Я даже обтереться не успеваю. Натягиваю чистую одежду прямиком на мокрое тело и, на ходу обуваясь, мчу за племянницей.
- Он грязный такой, жуть. Папа говорит, наверное, в нору заполз. А он что правда охотник?
А я почём знаю? Если и так, то я теперь непременно сделаю из него диванного пса. Раскормлю, залюблю, и больше ни в жизнь не отпущу этот тайфун с поводка.
- Вон он, - Сонька придерживает дверь, пропуская меня на улицу, и тычет пальцем под стол, где мой бедолага уплетает молочную кашу. С жадностью, гоняя металлическую тарелку по дощатому полу.
- Ну ты жук, Макс! Кто же так делает, дуралей? - он замирает на секунду и безошибочно находит меня своими счастливыми глазюками. Воняет чем-то жутким, а я всё равно целую перепачканную морду, улыбаясь, когда и он, не отставая, облизывает мои щёки шершавым языком. Как бы я без него жила? И как Верка живёт без Соньки? Я из-за потери собаки места себе не находила, а она добровольно отказалась от дочери...

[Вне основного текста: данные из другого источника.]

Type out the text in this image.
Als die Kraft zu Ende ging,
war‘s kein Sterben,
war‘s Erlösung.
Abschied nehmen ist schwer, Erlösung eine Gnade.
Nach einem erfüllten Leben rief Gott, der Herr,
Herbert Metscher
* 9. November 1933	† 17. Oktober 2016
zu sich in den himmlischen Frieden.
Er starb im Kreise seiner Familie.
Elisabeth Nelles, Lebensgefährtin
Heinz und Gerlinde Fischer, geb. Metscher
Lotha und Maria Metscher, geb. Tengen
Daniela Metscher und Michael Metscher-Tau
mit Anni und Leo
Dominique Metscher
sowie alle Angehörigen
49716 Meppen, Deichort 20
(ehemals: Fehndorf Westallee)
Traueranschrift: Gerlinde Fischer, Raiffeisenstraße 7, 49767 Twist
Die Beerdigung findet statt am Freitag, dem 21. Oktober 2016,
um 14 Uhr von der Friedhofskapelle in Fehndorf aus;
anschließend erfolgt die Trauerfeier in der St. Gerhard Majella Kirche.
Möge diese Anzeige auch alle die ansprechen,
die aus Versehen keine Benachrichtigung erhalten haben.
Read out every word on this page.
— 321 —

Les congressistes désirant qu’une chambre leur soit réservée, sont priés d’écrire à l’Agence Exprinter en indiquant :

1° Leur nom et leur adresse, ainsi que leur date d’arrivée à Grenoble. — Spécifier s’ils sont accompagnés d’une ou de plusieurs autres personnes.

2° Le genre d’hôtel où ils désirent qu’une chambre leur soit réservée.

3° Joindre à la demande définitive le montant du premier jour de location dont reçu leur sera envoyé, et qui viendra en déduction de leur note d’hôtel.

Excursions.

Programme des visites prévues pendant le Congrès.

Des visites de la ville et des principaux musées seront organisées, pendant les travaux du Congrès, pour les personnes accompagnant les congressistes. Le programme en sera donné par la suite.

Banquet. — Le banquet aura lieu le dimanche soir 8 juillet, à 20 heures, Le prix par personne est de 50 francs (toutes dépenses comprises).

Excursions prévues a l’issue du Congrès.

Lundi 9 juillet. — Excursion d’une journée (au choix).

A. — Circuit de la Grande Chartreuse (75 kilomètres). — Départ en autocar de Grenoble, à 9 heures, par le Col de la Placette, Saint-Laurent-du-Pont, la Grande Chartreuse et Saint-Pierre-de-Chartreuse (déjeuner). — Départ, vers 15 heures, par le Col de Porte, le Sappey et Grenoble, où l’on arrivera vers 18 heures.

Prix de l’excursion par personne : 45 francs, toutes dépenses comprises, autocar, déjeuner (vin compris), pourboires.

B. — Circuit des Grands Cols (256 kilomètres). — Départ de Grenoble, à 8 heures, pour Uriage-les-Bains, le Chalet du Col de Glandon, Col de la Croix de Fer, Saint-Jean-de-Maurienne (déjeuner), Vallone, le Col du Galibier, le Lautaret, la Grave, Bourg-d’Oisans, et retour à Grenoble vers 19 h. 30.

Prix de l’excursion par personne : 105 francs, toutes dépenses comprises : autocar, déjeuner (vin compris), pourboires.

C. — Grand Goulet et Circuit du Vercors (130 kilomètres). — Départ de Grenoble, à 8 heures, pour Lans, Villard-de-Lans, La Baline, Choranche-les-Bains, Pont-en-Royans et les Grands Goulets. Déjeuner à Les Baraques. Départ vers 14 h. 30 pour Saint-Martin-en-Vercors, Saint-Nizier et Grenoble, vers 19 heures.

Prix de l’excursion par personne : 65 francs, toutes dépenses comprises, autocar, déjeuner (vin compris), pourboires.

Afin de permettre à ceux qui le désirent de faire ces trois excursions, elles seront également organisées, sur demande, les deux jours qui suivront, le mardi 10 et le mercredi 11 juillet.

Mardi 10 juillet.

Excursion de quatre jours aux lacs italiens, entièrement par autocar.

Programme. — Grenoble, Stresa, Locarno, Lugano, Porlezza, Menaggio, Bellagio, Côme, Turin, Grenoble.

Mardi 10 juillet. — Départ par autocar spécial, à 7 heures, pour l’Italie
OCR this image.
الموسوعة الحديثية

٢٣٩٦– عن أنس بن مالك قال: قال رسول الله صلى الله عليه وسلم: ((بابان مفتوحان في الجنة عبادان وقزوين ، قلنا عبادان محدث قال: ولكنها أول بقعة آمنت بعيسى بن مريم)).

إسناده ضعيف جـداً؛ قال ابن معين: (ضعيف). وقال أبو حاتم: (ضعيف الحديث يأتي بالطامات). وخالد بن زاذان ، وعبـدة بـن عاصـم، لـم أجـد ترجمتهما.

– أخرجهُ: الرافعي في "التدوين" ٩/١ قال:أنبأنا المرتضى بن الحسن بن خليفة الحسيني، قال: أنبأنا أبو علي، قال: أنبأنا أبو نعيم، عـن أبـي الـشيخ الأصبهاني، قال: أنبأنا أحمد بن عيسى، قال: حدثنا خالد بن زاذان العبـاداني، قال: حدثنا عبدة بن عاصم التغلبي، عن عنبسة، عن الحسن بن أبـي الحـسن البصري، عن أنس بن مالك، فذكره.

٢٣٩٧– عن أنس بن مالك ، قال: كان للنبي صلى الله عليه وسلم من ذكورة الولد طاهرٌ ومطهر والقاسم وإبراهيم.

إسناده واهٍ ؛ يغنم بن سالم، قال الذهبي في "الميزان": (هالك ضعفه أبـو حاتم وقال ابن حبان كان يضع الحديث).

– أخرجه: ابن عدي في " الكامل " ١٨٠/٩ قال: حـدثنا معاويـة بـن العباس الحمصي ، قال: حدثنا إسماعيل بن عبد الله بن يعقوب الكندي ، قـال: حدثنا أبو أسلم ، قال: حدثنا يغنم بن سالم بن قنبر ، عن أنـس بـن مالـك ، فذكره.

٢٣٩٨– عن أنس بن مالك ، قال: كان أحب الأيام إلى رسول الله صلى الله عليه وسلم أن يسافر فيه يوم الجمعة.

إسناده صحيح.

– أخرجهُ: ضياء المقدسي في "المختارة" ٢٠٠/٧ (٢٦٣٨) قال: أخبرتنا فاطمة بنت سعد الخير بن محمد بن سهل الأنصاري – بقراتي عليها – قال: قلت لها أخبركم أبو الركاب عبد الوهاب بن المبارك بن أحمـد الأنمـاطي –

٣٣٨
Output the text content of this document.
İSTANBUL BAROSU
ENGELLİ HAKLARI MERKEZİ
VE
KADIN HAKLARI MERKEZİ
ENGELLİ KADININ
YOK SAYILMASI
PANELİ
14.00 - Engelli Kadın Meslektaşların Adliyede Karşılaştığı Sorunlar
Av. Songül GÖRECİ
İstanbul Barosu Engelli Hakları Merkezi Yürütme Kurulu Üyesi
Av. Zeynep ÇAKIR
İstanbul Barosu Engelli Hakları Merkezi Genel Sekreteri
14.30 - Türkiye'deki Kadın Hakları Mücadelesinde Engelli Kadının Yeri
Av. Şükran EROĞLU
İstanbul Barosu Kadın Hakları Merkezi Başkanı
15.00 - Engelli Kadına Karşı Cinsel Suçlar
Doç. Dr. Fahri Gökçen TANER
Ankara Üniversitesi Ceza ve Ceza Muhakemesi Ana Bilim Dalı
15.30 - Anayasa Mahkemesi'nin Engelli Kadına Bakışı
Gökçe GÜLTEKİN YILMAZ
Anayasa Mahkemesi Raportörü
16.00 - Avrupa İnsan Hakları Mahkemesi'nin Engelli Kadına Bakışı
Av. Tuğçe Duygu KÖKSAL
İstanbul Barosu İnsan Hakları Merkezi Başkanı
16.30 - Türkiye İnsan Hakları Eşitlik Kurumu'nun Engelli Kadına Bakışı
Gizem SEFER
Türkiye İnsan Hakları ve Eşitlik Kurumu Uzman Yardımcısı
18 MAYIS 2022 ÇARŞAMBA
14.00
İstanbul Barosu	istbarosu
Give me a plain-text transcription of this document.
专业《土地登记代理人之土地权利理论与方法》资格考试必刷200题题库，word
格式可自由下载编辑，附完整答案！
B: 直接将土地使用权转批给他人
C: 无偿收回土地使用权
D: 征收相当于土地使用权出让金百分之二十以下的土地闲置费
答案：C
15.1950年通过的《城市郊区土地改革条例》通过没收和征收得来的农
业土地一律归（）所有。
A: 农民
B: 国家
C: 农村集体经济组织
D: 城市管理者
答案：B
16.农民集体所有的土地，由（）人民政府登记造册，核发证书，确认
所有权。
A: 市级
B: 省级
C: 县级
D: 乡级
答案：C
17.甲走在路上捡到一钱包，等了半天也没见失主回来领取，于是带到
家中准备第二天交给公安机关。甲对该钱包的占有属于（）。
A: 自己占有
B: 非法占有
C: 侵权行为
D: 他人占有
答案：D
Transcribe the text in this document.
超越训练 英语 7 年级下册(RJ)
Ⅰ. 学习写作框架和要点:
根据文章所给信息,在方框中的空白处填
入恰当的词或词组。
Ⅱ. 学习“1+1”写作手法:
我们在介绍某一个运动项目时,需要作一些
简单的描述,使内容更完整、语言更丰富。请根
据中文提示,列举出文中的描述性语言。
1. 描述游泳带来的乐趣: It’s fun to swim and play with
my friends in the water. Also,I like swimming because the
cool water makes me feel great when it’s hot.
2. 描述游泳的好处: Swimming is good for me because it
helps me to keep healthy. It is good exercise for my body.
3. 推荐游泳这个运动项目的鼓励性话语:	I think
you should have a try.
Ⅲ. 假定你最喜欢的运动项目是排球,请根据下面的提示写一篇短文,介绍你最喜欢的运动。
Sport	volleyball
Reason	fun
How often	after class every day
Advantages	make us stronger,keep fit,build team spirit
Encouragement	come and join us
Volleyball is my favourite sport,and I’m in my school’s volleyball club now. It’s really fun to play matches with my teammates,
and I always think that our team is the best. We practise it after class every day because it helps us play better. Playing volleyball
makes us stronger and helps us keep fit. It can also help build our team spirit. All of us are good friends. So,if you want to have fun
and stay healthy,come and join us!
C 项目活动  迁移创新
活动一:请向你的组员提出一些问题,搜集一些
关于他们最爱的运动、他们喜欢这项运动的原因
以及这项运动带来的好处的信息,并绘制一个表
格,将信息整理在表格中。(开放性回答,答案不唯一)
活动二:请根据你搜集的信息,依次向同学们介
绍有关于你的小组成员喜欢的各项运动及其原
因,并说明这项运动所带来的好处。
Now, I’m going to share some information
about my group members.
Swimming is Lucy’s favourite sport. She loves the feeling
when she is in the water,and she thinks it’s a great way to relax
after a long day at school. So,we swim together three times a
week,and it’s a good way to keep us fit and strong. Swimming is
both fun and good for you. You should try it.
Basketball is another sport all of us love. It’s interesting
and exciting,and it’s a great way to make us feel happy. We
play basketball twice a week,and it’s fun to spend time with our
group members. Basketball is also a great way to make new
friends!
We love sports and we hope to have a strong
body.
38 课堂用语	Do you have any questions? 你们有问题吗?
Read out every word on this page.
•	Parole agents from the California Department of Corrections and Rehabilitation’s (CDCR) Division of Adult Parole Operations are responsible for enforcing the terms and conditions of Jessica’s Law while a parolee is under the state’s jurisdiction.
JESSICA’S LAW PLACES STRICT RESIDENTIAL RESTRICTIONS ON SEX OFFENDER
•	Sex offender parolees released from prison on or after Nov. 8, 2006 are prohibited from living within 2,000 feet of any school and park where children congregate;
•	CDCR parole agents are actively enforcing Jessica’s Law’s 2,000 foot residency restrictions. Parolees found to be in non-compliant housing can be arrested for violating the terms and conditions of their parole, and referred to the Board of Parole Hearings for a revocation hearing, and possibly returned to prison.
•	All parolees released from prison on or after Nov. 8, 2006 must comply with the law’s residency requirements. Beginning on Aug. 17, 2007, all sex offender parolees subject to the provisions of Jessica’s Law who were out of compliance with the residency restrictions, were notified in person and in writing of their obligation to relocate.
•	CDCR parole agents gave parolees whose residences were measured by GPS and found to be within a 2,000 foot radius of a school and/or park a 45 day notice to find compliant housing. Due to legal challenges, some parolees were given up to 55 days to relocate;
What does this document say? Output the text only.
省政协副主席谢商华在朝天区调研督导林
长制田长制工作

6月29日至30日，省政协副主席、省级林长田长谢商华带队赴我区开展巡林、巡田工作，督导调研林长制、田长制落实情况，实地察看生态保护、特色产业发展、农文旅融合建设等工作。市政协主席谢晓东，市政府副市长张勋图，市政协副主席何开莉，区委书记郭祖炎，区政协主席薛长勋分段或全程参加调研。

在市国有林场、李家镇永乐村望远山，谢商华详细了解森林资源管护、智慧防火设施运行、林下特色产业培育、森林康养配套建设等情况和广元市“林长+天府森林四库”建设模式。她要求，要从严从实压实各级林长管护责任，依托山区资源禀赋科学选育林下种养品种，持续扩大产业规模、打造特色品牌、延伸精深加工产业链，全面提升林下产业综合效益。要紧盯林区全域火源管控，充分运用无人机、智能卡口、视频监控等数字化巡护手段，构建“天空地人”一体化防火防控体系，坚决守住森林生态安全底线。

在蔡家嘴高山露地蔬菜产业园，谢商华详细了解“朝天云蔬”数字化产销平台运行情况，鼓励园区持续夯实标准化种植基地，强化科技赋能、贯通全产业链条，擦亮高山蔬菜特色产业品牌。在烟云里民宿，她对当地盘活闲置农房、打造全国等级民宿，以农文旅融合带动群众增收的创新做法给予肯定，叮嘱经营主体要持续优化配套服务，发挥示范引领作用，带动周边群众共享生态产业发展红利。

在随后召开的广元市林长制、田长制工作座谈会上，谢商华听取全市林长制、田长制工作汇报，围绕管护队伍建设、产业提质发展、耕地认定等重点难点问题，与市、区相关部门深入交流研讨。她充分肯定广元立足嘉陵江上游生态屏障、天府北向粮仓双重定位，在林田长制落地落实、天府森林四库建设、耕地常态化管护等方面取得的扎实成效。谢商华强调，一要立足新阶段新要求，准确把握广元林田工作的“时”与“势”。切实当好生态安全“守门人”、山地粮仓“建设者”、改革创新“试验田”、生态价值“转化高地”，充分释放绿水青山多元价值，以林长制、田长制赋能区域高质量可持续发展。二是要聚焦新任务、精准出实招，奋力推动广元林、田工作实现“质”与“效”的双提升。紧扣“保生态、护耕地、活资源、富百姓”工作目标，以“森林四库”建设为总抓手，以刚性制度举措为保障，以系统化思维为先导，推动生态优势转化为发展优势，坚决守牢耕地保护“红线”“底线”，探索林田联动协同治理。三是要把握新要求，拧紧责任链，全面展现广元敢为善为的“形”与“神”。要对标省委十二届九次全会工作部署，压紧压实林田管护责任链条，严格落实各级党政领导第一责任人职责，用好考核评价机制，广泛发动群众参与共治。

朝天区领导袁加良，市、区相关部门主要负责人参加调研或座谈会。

- Видите, как хорошо всё закончилось. И отдохнули, и собаку нашли. Выкупать бы вам его, - Галина Антоновна присаживается на корточки и, улыбаясь, почёсывает моего малыша за ухом. А он и её руки облизывает. Конечно, после такой-то порции каши! Ему ведь невдомёк, что минут через двадцать его стошнит. - У нас тут озеро в пяти минутах ходьбы. Я вам кусок хозяйственного мыла дам, да тряпку какую-нибудь старую найду, чтоб вытереть...
- Что вы! У меня всё есть. И шампунь, и полотенце.
- Во выдумали бабы! Шампунь... Собачий, что ль? Да в озеро его брось и грязь сама отойдёт! - Петрович уже сидит во главе стола и неодобрительно зыркает на свою супругу. - Да и поесть сначала надо, не сдохнет твой пёс, если ещё пять минут грязным походит.
- А я не голодная. Галина Антоновна, а как до озера дойти? - мальчишки едят и отвлекать их мне бы совсем не хотелось. Они с утра такие милые: тихие, спокойные, даже не скажешь, что вчера едва не прибили друг друга прямо на этом месте.